I have the same question! I believe it might have to do with the data format? For instance, if we are doing batch_first, then if we can preserve the hidden state, and sequentialize the data, then we should be able to pass in K batches corresponding to a regular old 1 x K batch when we do the unrolling. But I am not 100% sure…

vdw · April 4, 2020, 7:12am

Seq2SeqB is not a encoder-decoder architecture, you only have one LSTM layer (essentially just the decoder). Since you use the output and not just the last hidden state, this setup is more appropriate for the task of Sequence Labelling (e.g., Part-of-Speech Tagging or Named Entity Recognition in NLP). Seq2Seq, in principle, encode a complete sequence and generate a new sequence base on that encoding.

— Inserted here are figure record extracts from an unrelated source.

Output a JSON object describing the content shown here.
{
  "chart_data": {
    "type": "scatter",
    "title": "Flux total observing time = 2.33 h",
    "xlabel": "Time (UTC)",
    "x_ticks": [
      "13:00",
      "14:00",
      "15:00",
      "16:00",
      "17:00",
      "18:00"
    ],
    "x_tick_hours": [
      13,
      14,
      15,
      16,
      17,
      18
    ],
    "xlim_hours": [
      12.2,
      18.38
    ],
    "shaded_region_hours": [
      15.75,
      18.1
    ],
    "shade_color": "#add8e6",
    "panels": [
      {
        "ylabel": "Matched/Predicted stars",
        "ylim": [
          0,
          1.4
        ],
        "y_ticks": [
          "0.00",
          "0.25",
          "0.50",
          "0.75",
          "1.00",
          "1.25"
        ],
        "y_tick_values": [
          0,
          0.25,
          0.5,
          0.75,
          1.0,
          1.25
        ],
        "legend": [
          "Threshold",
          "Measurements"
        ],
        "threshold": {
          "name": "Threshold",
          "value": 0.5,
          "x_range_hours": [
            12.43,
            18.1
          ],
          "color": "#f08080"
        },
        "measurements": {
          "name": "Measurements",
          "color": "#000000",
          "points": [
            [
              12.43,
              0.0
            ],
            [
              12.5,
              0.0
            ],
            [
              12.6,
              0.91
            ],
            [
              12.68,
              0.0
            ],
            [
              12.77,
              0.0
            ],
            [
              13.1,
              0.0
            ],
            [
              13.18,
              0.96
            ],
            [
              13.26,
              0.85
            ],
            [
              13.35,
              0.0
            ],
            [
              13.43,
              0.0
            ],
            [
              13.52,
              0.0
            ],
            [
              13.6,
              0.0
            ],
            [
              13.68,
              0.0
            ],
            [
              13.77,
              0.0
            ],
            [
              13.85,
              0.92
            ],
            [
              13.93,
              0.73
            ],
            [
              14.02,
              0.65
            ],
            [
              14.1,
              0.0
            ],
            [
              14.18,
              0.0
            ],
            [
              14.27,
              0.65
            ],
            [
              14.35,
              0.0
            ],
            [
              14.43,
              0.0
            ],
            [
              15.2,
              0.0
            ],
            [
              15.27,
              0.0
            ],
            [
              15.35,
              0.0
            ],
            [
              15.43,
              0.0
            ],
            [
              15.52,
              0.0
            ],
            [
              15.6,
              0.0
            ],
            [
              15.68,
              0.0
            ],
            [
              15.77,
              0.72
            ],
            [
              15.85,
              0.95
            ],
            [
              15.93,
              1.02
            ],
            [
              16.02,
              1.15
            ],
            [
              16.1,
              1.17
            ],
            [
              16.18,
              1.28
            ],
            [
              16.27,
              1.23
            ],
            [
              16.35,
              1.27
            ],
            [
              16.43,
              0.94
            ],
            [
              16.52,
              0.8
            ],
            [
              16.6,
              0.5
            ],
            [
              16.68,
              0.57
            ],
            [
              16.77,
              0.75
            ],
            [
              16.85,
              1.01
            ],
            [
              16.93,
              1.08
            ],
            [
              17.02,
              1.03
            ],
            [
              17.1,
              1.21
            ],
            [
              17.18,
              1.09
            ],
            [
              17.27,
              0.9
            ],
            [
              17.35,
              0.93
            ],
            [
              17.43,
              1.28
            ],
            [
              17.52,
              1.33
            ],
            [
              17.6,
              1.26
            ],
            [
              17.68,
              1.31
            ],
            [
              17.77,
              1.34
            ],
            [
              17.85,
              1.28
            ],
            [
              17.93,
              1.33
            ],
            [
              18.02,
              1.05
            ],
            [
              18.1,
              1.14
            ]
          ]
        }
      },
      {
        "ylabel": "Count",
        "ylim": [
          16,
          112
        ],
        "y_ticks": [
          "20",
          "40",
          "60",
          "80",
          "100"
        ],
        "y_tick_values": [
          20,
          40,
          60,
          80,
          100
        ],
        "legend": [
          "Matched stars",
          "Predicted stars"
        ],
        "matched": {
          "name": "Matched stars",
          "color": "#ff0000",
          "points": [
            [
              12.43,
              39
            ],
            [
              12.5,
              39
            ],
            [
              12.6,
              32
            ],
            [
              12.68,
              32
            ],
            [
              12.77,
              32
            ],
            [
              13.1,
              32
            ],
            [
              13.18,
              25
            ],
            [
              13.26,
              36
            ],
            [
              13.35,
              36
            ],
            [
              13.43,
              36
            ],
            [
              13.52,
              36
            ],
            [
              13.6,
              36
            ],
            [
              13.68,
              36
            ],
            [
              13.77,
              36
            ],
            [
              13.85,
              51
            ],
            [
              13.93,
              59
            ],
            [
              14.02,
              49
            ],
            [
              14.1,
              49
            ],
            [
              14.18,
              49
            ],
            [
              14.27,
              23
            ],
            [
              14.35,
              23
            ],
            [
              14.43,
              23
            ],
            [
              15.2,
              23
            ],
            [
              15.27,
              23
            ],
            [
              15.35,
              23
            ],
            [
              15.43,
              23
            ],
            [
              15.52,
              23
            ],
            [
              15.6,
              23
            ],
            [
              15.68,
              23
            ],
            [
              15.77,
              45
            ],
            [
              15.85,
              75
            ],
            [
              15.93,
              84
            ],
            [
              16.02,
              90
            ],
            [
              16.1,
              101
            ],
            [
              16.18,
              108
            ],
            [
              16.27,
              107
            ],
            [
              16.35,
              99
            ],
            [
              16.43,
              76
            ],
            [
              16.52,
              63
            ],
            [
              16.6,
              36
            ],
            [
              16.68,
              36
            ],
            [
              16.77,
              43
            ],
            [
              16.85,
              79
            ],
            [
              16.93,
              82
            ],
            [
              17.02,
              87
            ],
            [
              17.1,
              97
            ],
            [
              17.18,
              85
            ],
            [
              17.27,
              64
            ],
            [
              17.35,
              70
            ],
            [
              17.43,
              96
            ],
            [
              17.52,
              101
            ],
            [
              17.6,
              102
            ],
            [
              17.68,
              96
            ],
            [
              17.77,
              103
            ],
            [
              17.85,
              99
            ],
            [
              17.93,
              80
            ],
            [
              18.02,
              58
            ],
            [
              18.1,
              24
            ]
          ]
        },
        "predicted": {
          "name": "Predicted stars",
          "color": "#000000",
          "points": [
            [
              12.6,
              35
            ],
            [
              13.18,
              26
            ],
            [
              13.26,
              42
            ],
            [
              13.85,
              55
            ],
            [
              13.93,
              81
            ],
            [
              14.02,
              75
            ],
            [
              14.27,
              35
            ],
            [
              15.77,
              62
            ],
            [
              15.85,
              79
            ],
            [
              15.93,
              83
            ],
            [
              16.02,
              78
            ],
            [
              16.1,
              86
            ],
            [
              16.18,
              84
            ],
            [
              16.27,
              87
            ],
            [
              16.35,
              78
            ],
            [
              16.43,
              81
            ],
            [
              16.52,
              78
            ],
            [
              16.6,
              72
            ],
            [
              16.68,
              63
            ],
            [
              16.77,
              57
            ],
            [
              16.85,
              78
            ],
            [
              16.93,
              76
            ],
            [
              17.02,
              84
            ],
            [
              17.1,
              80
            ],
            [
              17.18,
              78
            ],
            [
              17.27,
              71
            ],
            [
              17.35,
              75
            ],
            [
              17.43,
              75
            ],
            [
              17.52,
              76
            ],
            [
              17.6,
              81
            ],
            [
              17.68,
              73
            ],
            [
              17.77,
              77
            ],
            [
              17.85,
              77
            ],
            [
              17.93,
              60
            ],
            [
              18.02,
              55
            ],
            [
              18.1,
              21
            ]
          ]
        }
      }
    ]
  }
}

To make the problems with using Seq2SeqB more tangible, let me show why couldn’t (meaningfully) use it for, say, machine translation:

In case for Seq2SeqB the output sequence is always of the same length as the input sequence. In machine translation, this is arbitrary unlikely.
Case of Seq2SeqB, output[0] only depends on input[0], output[1] depends only on input[0:1], ouput[2] only depends on input[0:2], and so on – a BiLSTM is a bit more complex. However, a true Seq2Seq model first encodes the whole sentence since even the first word might depend on words or phrases anywhere in the input sentence.

In short, both your models are “many-to-many” models (in contrast to using an LSTM for classification which would be a “many-to-one” model). However, Seq2SeqB is the common approach for sequence lebelling, while Seq2Seq is a true encoder-decoder model for sequence generation.